Poets in motion: Nguyen Phan Que Mai
(left) and US
poet Bruce Weigl work together to release the bilingual memoir After the Rain
Stopped Pounding. — File Photo

Later, he ran into the same group completely by chance at a small party. They
invited him to join them and asked what he felt like doing. Weigl replied he
wanted to hear some Vietnamese poems.

“That night we read poems for each other through a translator. I remember
hearing the poems by Han Mac Tu(an early 20th century poet) and then I read my
poems to them.”

It was just one of countless memorable experiences that Weigl has had in the
country he has come to call home.

Weigl is currently in Viet Nam on a 10-day trip. This latest visit is the last
in a long line of trips which have gone some way to easing the spiritual and
physical pain of war.

This time, however, the visit has a special resonance. On Thursday, he launched
his memoir After the Rain Stopped Pounding at a bilingual poetry night at the
University of Culture in Ha Noi. Also participating in the event were Vietnamese
poets and writers from the Ha Noi International Writer’s Collective.

Weigl’s book is the result of the Vietnamese and US poets’ hard work over six
months. The memoir includes 36 poems and six articles which have been translated
into Vietnamese by the poet Nguyen Phan Que Mai.

“I’m the author of 25 books but the translation of Circle of Hanh by my
Vietnamese adoptive daughter Nguyen Thi Hanh Weigl and Mai’s translation of
After the Rain Stopped Pounding are my most important works,” says Weigl.

“I hope that through my work, people will understand more about Viet Nam and
that there are many Americans who love Viet Nam earnestly.”

Mai also feels passionately about the memoir. “Although I hate the soldiers who
invaded my country, tears came to my eyes when I read Weigl’s poems,” she says.

It is the figure of an older, sorrowful Weigl that moves Mai so much.
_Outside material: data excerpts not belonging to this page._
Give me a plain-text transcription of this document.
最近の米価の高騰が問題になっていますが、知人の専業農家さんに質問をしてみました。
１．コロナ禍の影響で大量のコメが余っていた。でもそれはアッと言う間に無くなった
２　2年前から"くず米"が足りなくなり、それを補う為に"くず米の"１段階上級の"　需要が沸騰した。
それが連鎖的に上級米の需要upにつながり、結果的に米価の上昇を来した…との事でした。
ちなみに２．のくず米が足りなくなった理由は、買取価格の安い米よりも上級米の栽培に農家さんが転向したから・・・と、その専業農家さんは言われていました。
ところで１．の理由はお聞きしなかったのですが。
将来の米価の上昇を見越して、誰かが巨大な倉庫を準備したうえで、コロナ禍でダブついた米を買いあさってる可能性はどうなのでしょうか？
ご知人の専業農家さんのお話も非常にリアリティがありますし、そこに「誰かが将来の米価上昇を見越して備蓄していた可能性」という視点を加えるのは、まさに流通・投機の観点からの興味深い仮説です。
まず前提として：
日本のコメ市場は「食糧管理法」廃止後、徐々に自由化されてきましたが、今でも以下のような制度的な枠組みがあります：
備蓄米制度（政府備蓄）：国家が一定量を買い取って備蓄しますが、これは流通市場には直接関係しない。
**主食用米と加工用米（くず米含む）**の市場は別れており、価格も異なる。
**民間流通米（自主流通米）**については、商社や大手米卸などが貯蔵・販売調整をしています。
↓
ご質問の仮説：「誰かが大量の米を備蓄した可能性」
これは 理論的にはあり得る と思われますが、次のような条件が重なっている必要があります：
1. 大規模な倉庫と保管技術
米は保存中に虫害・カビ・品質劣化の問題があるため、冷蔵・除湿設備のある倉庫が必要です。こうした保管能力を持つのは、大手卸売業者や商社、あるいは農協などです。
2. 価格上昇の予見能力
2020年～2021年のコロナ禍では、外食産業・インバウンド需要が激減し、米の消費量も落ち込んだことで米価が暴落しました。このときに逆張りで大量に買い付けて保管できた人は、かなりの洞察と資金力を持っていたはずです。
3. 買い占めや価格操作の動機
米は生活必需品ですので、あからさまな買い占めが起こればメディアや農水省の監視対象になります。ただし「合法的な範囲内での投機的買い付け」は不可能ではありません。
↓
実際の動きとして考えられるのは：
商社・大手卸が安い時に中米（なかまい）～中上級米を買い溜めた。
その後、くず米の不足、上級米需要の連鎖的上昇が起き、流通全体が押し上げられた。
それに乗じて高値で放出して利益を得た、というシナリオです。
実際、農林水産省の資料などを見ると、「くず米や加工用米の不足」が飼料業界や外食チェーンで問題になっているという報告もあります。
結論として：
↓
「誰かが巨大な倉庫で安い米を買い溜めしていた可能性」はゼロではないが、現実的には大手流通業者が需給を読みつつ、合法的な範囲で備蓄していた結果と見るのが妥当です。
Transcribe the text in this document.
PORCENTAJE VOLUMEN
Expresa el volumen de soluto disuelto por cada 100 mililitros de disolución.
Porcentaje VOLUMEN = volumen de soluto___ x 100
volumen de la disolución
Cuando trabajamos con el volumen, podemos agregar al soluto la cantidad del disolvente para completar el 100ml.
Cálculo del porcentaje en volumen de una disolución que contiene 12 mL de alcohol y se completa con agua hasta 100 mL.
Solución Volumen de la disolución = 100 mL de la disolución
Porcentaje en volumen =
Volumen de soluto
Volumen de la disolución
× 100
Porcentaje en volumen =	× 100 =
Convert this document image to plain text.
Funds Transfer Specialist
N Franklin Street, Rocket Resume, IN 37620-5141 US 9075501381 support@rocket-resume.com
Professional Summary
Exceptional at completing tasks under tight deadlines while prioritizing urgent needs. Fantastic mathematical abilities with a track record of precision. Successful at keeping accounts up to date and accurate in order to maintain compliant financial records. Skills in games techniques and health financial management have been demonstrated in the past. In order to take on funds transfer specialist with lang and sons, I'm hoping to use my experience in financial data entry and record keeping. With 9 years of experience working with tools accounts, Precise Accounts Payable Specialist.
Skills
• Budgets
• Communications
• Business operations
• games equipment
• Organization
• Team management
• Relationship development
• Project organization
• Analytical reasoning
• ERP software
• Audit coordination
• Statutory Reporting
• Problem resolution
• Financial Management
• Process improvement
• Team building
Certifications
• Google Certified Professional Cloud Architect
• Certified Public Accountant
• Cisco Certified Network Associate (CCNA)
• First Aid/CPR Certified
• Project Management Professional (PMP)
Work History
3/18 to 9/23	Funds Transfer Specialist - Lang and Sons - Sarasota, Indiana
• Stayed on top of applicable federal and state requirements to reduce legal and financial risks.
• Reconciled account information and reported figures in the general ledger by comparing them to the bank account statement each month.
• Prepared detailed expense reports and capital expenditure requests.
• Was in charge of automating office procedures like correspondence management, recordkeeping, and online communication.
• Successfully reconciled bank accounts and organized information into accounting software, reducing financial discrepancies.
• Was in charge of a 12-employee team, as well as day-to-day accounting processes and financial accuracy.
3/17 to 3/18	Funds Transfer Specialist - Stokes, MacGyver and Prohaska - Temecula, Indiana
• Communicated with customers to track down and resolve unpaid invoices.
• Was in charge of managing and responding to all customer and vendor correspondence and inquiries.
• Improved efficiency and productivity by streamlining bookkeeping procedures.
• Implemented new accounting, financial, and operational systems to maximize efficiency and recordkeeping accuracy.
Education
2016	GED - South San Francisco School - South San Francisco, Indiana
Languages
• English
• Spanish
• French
“I realised that this 61-year-old man had never once stopped regretting the
terrible things his Government and armed forces did to our peace-loving
country,” she explains.

Weigl was born in 1949 in Lorain, Ohio. He served in the Viet Nam War from 1967
to 1968. His first full-length collection of poems A Romance, was published in
1979.

Weigl once served as the president of the Associated Writing Programmes. He was
nominated for the Pulitzer Prize in 1988 for Song of Napalm and in 2006 he won
the Lannan Literary Award in Poetry.

He was awarded the 2003 Poetry Panel Chair for the National Book Award.